Por Guillermo Larraín, Facultad de Economía y Negocios Universidad de Chile

Con su prudencia y calma habituales, el ministro ha señalado que no puede quemar todos los cartuchos, esta crisis puede ser larga. Es una opción legítima pero errada, pues no reconoce la naturaleza única del shock y el tamaño potencial de la recesión. La incertidumbre es tal que el Estado debe absorber el grueso de los riesgos, salvo que el ajuste sea vía desempleo y quiebra de empresas.

Llevemos el análisis al extremo: ¿qué pasaría si no se tomaran medidas económicas a partir de, digamos, julio? Con cuarentena parcial o total, sin producción ni ventas, las empresas destruirían más empleos. Quienes los mantuvieran sabrían que en cualquier momento podrían perderlo y ahorrarían. Esto agravaría la caída en la demanda interna. Entraríamos en un círculo vicioso de recesión y desempleo cuyas consecuencias, incluso fiscales, son negativas. La prioridad uno de la política económica debe ser impedir esto.

Este es el dilema del ministro: si guarda demasiadas municiones arriesga no evitar el círculo vicioso de desempleo, quiebras y caídas en la demanda. Con deuda pública de 24% del PIB, el segundo más bajo de la OCDE después de Estonia, Chile puede usar recursos públicos para combatir inteligentemente esa espiral.

El objetivo es impedir el desempleo masivo. En políticas keynesianas, esto se hace con gasto o inversión públicas. Ahora no: en lo social y laboral urgen mecanismos de transferencias de ingreso a personas a través de sus empresas, pero que afecten comportamiento. En lo financiero, urge masificar y agilizar el uso de garantías estatales y líneas del Banco Central. Me referiré solo a lo primero.

Las familias deben mantener su consumo y las empresas sus empleos. La política actual tiene dos fallas. El trabajador recibe inicialmente el 70% de su sueldo, pero el beneficio cae y desaparece al mes seis. Pero el trabajador que recibe esta ayuda no puede trabajar. Mala mezcla.

Primero, el 70% debe mantenerse mientras dure el estado de catástrofe. El incentivo no es a buscar trabajo (lo que se quiere en recesiones tradicionales) sino a mantener consumo.

Segundo, para una empresa el contrato de quien no trabaja es puro costo. A medida que sea claro que la crisis durará más de seis meses, las empresas preocupadas por su sobrevivencia evaluarán que es mejor despedir.
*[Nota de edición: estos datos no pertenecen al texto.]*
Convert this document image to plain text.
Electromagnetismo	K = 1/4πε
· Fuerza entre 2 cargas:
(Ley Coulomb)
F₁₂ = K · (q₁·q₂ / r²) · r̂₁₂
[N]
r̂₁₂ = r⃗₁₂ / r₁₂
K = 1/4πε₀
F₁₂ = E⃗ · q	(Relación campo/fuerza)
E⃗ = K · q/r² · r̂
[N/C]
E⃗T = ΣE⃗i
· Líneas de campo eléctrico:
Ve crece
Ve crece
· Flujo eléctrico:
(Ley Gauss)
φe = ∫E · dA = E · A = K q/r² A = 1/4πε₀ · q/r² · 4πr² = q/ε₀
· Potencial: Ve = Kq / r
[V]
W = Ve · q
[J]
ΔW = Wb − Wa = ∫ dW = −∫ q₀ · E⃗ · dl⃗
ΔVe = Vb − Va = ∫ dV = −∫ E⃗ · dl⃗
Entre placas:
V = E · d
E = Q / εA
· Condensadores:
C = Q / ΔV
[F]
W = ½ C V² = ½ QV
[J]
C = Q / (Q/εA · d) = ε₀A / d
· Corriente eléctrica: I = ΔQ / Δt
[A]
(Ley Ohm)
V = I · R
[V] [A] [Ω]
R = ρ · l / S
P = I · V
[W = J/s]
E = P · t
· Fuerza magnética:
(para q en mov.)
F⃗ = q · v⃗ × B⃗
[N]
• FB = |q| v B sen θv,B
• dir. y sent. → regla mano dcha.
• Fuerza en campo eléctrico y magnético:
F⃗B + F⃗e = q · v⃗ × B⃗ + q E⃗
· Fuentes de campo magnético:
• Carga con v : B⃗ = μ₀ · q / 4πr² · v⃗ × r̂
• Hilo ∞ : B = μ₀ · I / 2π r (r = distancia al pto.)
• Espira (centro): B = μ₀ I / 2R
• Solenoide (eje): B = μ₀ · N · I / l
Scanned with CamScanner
Para evitarlo, aun si una empresa se acoge a la Ley de Protección del Empleo, es crucial que sus empleados puedan trabajar.

El acceso debe ser masivo. Dinamarca, Alemania y Francia dan acceso a todas las empresas, pero con topes. Chile debe ser agresivo en esto: cualquier empresa debe calificar. Es políticamente sensible, pero no hay alternativa.

Las políticas actuales pueden mejorar. Evitemos soluciones a medias y concentremos el poder de fuego en pocas medidas, bien diseñadas y con suficientes recursos. Chile puede hacerlo.